Solve Radical Equation: -4/9(x^9)[(3/x^2)-(1/(2^1/3))] when x = 2^1/6

[DecayProduct]

Homework Statement

Sorry, I don't know latex yet! The problem: -4/9(x^9)[(3/x^2)-(1/(2^1/3))] when x = 2^1/6. I'll put it in words too, cause that looks confusing. Negative four-ninths x to the ninth, times three over x squared minus one over the cube root of two, when x equals the sixth root of two.

Homework Equations

x^9 = (2^1/6)^9 = 2^9/6 = 2^3/2
x^2 = (2^1/6)^2 = 2^2/6 = 2^1/3
Rationalizing the denominators for the second part of the equation, I get 3/x^2 = 3/2^1/3 = 3(2^2/3)/2 and 1/(2^1/3) = (2^2/3)/2

The Attempt at a Solution

Now, when I put them all together I get -4/9(2^3/2)(2^2/3) = -4/9(2)(2^1/6) = -8/9(2^1/6). Now here's my problem, my book answers the problem as -16/9(2^1/6). I've done it over and over again, and still I get the -8/9. I have also had more than one wrong answer from the book, but this one I'm just not sure. All I want is someone else to work the problem and tell me whether I'm right or where I went wrong.

 

[berkeman]

Homework Statement

Sorry, I don't know latex yet! The problem: -4/9(x^9)[(3/x^2)-(1/(2^1/3))] when x = 2^1/6. I'll put it in words too, cause that looks confusing. Negative four-ninths x to the ninth, times three over x squared minus one over the cube root of two, when x equals the sixth root of two.

Homework Equations

x^9 = (2^1/6)^9 = 2^9/6 = 2^3/2
x^2 = (2^1/6)^2 = 2^2/6 = 2^1/3
Rationalizing the denominators for the second part of the equation, I get 3/x^2 = 3/2^1/3 = 3(2^2/3)/2 and 1/(2^1/3) = (2^2/3)/2

The Attempt at a Solution

Now, when I put them all together I get -4/9(2^3/2)(2^2/3) = -4/9(2)(2^1/6) = -8/9(2^1/6). Now here's my problem, my book answers the problem as -16/9(2^1/6). I've done it over and over again, and still I get the -8/9. I have also had more than one wrong answer from the book, but this one I'm just not sure. All I want is someone else to work the problem and tell me whether I'm right or where I went wrong.

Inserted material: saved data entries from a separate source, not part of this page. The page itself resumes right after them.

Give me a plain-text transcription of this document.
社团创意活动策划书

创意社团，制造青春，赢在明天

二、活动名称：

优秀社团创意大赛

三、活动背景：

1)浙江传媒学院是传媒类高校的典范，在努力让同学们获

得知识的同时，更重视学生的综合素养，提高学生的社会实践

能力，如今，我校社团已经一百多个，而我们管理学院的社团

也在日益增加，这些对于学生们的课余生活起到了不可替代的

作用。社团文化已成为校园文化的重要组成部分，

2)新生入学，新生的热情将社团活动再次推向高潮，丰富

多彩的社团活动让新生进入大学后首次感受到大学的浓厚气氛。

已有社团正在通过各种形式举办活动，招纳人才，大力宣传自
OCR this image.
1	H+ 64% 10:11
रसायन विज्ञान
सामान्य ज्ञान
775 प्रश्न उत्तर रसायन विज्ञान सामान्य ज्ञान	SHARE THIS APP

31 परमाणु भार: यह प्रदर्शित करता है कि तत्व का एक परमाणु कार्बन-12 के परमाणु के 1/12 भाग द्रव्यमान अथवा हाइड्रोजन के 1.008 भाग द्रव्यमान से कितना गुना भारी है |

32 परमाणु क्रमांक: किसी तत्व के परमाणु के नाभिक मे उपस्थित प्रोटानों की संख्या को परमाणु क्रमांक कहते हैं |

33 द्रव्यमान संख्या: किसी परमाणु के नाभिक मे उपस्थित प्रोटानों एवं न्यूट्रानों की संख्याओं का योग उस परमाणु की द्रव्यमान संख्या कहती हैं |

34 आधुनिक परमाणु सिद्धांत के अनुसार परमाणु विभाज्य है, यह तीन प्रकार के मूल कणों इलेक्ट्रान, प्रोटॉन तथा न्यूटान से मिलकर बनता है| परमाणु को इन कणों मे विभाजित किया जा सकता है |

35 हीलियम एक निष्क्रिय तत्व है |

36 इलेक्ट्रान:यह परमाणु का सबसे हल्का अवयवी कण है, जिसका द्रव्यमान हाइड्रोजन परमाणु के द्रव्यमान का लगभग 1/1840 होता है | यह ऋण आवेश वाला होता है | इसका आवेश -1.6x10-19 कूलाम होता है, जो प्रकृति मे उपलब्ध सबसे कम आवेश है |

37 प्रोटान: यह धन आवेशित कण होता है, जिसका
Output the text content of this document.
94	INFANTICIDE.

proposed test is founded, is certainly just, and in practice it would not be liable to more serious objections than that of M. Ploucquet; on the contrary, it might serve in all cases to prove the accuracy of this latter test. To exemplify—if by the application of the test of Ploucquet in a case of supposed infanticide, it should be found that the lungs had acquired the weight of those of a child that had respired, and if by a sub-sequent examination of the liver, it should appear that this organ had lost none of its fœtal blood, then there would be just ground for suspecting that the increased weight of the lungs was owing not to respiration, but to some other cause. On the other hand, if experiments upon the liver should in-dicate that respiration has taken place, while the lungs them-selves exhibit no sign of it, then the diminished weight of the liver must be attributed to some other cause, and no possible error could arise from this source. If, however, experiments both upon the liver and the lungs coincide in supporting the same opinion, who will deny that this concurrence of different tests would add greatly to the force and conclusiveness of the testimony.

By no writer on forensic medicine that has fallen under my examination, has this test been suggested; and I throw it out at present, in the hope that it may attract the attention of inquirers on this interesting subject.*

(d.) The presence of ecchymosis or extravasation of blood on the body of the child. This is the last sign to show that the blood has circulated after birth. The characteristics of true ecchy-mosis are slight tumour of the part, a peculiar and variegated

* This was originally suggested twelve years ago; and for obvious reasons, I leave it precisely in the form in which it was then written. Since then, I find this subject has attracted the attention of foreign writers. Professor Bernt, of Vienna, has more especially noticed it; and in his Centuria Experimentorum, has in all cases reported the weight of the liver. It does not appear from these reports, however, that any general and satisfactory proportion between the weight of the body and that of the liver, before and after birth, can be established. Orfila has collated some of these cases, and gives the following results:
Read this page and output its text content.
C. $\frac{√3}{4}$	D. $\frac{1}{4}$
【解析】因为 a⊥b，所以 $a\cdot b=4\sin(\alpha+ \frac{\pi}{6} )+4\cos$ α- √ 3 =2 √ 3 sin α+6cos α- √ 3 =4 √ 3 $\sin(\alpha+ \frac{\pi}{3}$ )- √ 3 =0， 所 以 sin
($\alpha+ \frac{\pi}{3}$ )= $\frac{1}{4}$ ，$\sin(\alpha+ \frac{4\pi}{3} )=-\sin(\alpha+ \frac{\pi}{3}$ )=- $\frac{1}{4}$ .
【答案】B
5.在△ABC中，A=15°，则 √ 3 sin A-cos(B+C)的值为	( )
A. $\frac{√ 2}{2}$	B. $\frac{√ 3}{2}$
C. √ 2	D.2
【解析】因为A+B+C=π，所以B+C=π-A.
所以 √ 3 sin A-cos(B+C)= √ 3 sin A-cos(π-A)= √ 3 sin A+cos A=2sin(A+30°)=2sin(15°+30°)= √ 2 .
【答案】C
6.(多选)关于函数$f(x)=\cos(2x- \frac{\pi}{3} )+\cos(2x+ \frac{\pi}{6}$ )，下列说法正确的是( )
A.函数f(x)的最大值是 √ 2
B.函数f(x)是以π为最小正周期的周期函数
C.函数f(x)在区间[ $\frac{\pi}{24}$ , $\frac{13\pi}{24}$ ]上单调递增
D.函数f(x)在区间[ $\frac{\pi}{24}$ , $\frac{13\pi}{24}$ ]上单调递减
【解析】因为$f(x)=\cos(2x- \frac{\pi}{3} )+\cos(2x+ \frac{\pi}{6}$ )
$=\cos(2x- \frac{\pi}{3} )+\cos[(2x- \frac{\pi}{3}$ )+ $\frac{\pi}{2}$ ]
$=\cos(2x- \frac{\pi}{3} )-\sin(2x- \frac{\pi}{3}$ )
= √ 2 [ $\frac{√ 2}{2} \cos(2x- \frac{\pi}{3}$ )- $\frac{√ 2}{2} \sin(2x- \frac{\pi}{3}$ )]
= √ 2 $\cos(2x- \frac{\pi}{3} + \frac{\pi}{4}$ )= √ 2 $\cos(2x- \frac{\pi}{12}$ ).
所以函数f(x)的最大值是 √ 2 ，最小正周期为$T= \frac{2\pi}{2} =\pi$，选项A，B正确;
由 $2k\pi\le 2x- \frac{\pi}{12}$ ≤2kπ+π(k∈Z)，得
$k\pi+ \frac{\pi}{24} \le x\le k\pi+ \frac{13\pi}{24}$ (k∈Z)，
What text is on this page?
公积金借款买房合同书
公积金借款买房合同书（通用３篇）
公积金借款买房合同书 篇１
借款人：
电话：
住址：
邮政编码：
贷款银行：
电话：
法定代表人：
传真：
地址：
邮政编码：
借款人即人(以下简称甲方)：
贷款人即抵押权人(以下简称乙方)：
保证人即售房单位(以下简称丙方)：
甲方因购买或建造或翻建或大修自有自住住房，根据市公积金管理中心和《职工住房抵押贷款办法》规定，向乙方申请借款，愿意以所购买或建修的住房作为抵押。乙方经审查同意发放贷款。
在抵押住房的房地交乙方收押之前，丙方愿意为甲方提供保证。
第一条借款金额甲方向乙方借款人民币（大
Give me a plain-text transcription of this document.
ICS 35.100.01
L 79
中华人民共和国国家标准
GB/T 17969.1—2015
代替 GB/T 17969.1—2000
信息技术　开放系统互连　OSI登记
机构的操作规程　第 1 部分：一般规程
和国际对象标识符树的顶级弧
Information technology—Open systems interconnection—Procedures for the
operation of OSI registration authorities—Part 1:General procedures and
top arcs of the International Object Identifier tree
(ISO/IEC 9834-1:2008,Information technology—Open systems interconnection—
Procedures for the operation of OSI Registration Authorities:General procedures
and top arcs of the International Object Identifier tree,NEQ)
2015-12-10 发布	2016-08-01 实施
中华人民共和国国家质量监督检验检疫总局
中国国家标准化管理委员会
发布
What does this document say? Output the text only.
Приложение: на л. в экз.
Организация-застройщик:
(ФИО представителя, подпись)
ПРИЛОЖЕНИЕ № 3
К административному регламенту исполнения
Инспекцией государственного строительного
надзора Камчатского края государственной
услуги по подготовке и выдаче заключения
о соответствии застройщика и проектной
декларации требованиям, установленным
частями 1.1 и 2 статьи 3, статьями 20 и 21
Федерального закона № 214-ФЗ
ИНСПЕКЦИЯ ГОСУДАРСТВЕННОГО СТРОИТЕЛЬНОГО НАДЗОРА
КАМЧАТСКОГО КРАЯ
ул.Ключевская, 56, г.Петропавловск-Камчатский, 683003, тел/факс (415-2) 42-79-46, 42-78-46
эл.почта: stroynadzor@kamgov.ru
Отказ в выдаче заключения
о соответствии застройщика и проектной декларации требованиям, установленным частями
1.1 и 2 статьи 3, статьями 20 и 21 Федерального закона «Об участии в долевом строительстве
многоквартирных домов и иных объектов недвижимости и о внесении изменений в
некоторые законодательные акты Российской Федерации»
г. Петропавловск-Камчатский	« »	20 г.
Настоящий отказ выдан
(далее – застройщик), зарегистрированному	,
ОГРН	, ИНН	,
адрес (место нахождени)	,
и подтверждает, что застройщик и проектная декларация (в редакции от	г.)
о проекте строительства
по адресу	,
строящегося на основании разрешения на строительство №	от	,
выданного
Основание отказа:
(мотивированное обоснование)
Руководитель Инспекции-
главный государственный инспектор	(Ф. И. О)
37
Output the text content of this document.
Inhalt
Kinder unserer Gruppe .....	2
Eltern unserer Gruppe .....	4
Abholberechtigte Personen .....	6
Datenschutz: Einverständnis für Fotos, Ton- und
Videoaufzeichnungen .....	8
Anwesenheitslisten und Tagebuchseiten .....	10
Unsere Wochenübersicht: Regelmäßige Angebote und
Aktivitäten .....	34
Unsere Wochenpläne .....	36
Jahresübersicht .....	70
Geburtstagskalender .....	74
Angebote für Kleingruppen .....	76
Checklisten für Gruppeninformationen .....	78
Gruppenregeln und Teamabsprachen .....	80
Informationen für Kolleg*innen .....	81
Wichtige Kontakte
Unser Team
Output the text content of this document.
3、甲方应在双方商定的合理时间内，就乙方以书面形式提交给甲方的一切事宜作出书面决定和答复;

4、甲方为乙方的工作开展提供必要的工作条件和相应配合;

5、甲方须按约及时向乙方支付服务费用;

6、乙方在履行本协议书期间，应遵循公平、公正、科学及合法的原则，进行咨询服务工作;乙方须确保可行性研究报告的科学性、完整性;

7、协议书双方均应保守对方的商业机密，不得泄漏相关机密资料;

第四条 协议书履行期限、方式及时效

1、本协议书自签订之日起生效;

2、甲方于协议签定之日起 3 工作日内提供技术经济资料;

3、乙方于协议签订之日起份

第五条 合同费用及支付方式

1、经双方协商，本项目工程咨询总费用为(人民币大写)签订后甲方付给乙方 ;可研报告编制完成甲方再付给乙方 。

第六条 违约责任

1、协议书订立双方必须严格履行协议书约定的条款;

There's a tutorial for LaTex in the Learning Materials forum, and the first post in it has some good crib sheets to get you started:

https://www.physicsforums.com/showthread.php?t=8997

Also, when you start a new thread or use Advanced Reply, there is a little \Sigma button in the upper right of the window. Clicking on that brings up a LaTex selection box over on the right, which you can use to post your LaTex equations.

On your question, first of all you can check your answer and the book's answer by just using a calculator. Use the calculator to find what the 1st formula is equal to, given that x = 2^\frac{1}{6}. Do you get your answer or the book's answer?

Also, I've bolded the part of your work that doesn't look right to me. Look again at the equation -- do you really need to do much work to get the two parts over a common denominator...?

 

[DecayProduct]

Thanks for the reply. I found where I was making a mistake. At the very end, when I ended up with -4/9(2^13/6), I kept reducing it to -4/9(2)(2^1/6). When in fact, it should be -4/9(4)(2^1/6) DUH! I must have done it 100 times and made the same stupid mistake every time!

And you are right about the common denominators, but I have been taught to rationalize every denominator, even if they are the same. And I just didn't realize it. Thanks!